А Саня Лавров стал неузнаваем. Летом он был просто мрачным. Сейчас же усох и почернел. И не произносил лишнего слова. Так тихо сидел за своим кульманом, что было непонятно, чем он там занят. Начальник встретил меня подчеркнуто холодно. Так, будто я нарочно отрезал себе пальцы, чтоб только отлынивать от работы.
— Здравствуйте, здравствуйте, Евгений Александрович, — приветствовал он тоном, не предвещавшим ничего хорошего. — Ну как — и в колхоз съездили, и отпуск отгуляли?
— Отгулял, — коротко ответил я.
— Ну-ну… — он со значением покачал головой. — Что ж, сочувствую вашему несчастью.
Эти слова прозвучали у него между делом, как извинение за ненароком придавленную ногу.
— И чем теперь заниматься думаете?
— Как чем? Работой.
— Работой?… Ну-ну… Работой это хорошо. Чертеж у нас новый на подходе.

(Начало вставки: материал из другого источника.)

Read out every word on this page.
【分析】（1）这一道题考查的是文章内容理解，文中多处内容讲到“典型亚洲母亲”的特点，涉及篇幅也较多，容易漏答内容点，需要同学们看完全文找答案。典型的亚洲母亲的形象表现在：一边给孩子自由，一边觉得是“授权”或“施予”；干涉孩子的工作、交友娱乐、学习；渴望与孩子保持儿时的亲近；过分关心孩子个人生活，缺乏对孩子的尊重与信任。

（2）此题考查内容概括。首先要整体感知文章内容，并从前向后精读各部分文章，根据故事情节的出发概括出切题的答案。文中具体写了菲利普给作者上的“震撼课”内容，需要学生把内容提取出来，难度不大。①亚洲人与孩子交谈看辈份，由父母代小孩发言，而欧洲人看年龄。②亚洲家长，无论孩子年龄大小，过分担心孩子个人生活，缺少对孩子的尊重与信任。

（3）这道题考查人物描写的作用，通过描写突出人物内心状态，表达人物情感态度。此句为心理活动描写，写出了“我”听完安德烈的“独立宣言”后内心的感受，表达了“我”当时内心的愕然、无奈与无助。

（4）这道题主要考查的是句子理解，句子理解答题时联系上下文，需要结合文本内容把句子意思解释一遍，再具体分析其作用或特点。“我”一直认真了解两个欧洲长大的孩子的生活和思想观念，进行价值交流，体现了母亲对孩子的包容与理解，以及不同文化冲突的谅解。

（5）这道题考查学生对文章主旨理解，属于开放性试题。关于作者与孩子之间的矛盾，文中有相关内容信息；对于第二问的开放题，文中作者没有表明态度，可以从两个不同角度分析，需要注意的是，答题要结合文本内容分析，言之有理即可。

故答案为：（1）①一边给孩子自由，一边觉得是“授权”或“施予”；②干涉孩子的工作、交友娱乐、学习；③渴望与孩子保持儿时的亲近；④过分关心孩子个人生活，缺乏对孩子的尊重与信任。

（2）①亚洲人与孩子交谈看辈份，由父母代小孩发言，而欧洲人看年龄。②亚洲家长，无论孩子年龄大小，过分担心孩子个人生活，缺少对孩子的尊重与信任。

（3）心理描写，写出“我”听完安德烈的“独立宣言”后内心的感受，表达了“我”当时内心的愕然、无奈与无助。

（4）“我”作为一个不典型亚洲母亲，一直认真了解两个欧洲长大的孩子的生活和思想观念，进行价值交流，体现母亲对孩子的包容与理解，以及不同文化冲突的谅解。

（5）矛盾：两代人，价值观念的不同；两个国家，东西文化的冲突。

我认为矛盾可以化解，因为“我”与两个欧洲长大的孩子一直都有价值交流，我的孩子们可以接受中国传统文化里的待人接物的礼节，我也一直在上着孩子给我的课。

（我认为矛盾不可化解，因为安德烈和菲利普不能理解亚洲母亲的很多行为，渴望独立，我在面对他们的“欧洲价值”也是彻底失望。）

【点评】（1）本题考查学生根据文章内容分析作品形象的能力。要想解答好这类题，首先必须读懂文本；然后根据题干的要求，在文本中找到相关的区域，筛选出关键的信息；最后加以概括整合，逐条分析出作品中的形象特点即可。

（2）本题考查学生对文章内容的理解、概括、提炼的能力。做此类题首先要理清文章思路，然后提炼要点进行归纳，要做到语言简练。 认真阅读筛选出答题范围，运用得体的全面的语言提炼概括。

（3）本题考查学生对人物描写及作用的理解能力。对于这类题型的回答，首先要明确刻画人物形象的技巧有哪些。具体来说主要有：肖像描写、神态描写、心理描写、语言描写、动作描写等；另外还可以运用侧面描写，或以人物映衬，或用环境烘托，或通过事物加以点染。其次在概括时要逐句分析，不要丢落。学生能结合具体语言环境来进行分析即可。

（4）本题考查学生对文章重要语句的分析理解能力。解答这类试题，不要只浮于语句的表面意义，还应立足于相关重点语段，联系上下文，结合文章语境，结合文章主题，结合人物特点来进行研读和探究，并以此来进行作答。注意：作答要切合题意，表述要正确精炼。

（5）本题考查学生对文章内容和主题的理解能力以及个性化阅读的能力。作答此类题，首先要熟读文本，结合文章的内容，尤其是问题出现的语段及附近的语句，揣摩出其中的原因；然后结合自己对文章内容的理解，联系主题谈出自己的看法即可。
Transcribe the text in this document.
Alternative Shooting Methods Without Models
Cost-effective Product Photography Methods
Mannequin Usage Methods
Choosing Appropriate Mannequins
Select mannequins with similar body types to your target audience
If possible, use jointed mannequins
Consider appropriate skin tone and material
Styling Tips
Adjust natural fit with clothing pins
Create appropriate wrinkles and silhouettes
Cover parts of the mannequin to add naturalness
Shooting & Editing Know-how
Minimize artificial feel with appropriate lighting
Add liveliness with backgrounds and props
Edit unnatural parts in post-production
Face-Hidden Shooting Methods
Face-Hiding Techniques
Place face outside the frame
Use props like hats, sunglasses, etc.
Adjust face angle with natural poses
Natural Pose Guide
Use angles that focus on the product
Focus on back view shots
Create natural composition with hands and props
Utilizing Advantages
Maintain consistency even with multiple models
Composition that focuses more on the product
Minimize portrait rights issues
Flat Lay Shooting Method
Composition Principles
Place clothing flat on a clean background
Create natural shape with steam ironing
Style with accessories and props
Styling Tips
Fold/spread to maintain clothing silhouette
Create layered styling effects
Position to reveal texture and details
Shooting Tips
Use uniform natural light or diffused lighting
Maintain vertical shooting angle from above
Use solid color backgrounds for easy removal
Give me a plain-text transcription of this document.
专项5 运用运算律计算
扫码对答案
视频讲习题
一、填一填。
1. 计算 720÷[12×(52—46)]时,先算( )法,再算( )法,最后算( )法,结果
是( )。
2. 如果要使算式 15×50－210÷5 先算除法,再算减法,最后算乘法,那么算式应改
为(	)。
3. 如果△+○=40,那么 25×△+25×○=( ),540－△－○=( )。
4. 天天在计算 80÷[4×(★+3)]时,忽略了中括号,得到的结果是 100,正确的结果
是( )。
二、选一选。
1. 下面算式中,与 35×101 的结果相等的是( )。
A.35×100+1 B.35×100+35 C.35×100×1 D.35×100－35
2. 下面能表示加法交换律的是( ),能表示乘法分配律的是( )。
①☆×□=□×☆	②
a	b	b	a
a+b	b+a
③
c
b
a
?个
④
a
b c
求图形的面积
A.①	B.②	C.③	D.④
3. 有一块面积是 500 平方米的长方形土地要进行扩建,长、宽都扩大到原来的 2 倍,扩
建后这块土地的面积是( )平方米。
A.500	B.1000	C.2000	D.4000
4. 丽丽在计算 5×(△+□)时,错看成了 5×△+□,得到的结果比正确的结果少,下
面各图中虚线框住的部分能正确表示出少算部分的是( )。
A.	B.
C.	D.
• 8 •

Скоро предстоит сдавать. Интересный чертеж… Правда, вы-то теперь навряд ли чертить сможете.
— Угадали, — я сухо кивнул. — Вряд ли.
— Ладно. Чертеж мы Александру Семеновичу отдадим, если он, конечно, возражать не станет.
Лавров отсутствующе молчал за кульманом.
— А вот вас чем занять?
Я ничего не ответил.
— Чем бы вас таким занять, — как мне показалось, с намеком повторил начальник. — Чем бы таким…
— Евгений Александрович до отпускам записку корректировал, — вдруг подала голос невидимая Виолетта. — Потом для Юрия Степановича проверял расчеты.
— Да, было дело, — равнодушно подтвердил Мироненко.
— Записку, расчеты… Ну-ну… — сказал начальник. — Ладно, будем думать, что вы теперь еще можете. Я стоял, как голый на рабском рынке.
— Хорошо, — наконец изрек начальник, порывшись в своих бумагах и достав какие-то исчирканные вдоль и поперек черновики. — Вот набросок еще одной записки. Разберитесь, уточните, вникните в смысл, исправьте что-нибудь. Раз уж вы мастером по запискам теперь стали.
— Спасибо, Илья Петрович — искренне ответил я.
И взяв растрепанную кучу бумаг, с облегчением сел за свой стол.
Дня два я разбирался, упорядочивал записи и вникал в суть дела. Потом более-менее представил и начал набрасывать собственный текст записки.
Легко сказать — набрасывать. Легко бросить, когда ручка летает как продолжение руки… Мне же каждая буква давалась неимоверным усилием. Потому что левой рукой я еще не научился, а правой писать подолгу не мог.
Я попробовал взять тупой карандаш — получилось еще хуже, потому что от неравномерного нажима он быстро сломался. Я достал второй, потом третий… И очень быстро извел все свои старые карандаши. Заточить новый я не мог, а просить сделать это кого-нибудь после того унижения, что уже испытал перед начальником, не хотел. Вернувшись к ручке, я пошел выводить буквы попеременно разными руками. К обеду боли в несуществующих пальцах уже не осталось. Болела вся рука; судорога сводила запястье и горячей стрелой била в локоть.
Несколько раз, уже не сдерживая себя, я в сердцах швырял куда ни попадя непослушную ручку или сломанный карандаш. Сидел несколько секунд в тупом оцепенении, потом шел искать. Я знал, что поступаю несолидно, мне было стыдно проявлять слабость перед начальником и Мироненкой — но я ощущал, что иначе не могу. Внутри уже отказали тормоза.
Народ собрался и ушел на обед, а я остался. Не хотелось быть со всеми, слушать разговоры и поддерживать беседу. Я раздумывал, что, вероятно, не стоит идти в институтскую столовую, а лучше выбежать на улицу и где-нибудь чего-нибудь перехватить. Вдруг в комнату вошла Виолетта. Как всегда неотразимая, в высоких сапогах, распахнутом кожаном пальто и с повязанным на шее газовым шарфиком. Видно, что-то забыла. Я сидел за столом, делая вид, будто читаю старые записи. Процокав итальянскими каблуками, она остановилась у моего стола. Я поднял глаза.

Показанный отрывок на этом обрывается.